In my optimization course, we are talking about using perturbation theory on bilinear functionals and stuff. We were told to use the following relationship to describe how the perturbation $\delta$ in the variable $v$ interacts with the perturbation in the functional $J$:
$$\delta J(v) = \langle DJ(v) \; , \; \delta v \rangle$$
So the perturbation of $J$ is equal to the inner product of the perturbation of $v$ and the differential of $J$ at $v$.
I can use this just fine, however I don't feel like I get where it comes from; we were just given this statement as a fact (or I missed the explanation).

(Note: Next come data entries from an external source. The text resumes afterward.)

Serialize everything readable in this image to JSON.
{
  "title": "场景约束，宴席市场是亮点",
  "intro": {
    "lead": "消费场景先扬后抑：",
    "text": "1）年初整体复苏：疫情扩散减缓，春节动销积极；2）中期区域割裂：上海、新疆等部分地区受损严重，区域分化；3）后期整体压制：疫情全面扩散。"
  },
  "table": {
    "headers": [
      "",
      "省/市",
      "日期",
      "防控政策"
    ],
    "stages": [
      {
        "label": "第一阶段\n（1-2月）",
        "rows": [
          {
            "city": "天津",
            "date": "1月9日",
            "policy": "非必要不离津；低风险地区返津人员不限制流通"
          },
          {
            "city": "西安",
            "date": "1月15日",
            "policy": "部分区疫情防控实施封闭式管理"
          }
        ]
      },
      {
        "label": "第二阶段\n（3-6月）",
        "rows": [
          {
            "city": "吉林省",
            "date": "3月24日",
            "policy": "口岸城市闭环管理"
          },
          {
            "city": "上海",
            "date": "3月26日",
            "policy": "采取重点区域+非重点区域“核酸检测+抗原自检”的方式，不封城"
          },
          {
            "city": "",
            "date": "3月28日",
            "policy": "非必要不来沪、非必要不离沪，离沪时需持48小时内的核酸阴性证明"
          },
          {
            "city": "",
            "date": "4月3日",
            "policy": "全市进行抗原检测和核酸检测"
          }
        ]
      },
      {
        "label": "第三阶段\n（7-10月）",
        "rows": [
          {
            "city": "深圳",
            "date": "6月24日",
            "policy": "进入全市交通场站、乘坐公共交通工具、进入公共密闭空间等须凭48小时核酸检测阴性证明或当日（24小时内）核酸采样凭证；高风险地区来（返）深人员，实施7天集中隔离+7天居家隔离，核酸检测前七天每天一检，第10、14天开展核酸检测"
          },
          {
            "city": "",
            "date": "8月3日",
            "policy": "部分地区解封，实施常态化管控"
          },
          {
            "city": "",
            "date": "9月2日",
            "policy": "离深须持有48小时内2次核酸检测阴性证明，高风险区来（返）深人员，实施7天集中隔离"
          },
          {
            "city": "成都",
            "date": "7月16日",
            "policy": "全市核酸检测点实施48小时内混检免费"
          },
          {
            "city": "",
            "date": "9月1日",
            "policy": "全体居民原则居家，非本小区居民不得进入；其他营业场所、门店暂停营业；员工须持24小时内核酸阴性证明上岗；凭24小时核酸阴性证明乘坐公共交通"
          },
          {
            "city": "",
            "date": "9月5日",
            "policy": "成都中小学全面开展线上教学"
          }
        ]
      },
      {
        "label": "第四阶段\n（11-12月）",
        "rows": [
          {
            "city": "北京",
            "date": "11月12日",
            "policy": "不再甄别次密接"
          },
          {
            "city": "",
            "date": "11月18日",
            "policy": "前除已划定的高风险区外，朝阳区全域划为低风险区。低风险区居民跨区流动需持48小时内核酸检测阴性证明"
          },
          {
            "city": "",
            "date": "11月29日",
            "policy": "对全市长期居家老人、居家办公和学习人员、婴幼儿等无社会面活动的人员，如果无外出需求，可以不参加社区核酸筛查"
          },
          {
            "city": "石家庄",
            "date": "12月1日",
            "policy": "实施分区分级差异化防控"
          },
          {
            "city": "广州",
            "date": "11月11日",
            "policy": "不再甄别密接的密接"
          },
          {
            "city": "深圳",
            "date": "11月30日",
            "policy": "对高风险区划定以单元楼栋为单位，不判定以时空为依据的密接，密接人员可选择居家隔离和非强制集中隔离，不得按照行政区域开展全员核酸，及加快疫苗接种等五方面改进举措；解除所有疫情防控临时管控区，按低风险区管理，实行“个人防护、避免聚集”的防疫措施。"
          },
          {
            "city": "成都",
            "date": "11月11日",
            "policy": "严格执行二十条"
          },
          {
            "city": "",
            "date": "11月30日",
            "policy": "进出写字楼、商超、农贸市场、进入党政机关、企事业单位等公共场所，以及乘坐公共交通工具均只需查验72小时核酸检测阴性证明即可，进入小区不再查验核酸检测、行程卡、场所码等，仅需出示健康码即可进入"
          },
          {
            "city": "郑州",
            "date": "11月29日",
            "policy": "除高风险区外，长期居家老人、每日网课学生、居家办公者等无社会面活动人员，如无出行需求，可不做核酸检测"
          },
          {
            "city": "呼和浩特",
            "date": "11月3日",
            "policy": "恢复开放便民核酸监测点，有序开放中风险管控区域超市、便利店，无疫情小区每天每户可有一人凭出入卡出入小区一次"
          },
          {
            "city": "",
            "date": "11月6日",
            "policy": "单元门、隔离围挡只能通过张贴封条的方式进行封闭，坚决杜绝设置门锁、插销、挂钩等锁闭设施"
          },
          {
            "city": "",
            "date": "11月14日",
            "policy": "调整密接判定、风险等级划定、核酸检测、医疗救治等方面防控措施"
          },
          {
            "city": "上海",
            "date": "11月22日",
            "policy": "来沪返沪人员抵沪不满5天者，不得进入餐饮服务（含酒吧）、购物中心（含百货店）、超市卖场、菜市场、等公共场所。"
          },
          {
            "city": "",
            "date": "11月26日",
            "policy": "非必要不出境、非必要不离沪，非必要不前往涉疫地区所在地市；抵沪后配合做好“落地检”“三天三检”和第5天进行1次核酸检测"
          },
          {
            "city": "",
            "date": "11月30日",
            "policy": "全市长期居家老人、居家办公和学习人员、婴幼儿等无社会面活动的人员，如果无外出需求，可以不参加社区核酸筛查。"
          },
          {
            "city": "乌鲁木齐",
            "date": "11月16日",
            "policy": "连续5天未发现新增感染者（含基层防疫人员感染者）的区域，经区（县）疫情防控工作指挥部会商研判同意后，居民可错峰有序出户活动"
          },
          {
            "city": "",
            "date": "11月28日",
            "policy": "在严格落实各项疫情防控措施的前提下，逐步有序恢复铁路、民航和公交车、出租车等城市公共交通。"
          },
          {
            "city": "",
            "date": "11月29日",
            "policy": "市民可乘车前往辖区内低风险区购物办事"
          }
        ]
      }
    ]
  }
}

How does this equivalence come about?
One way to define the gradient $DJ$ of a vector function $J(v)$ is according to the approximation
$$J(v+\delta v)=J(v)+\langle DJ(v),\delta v\rangle + o(\delta v),$$ where $o(x)$ denotes a function that tends to $0$ as $x\to 0$.
The notation $\delta J(v)$ suggests a small change in the function $J(v)$ of size $\delta v$, that is, $$ \delta J(v)=J(v+\delta v)-J(v). $$ Combining these two equations and discarding the $o(\delta v)$ term (which is asymptotically negligible in magnitude compared to $\delta v$) yields the equation you wrote.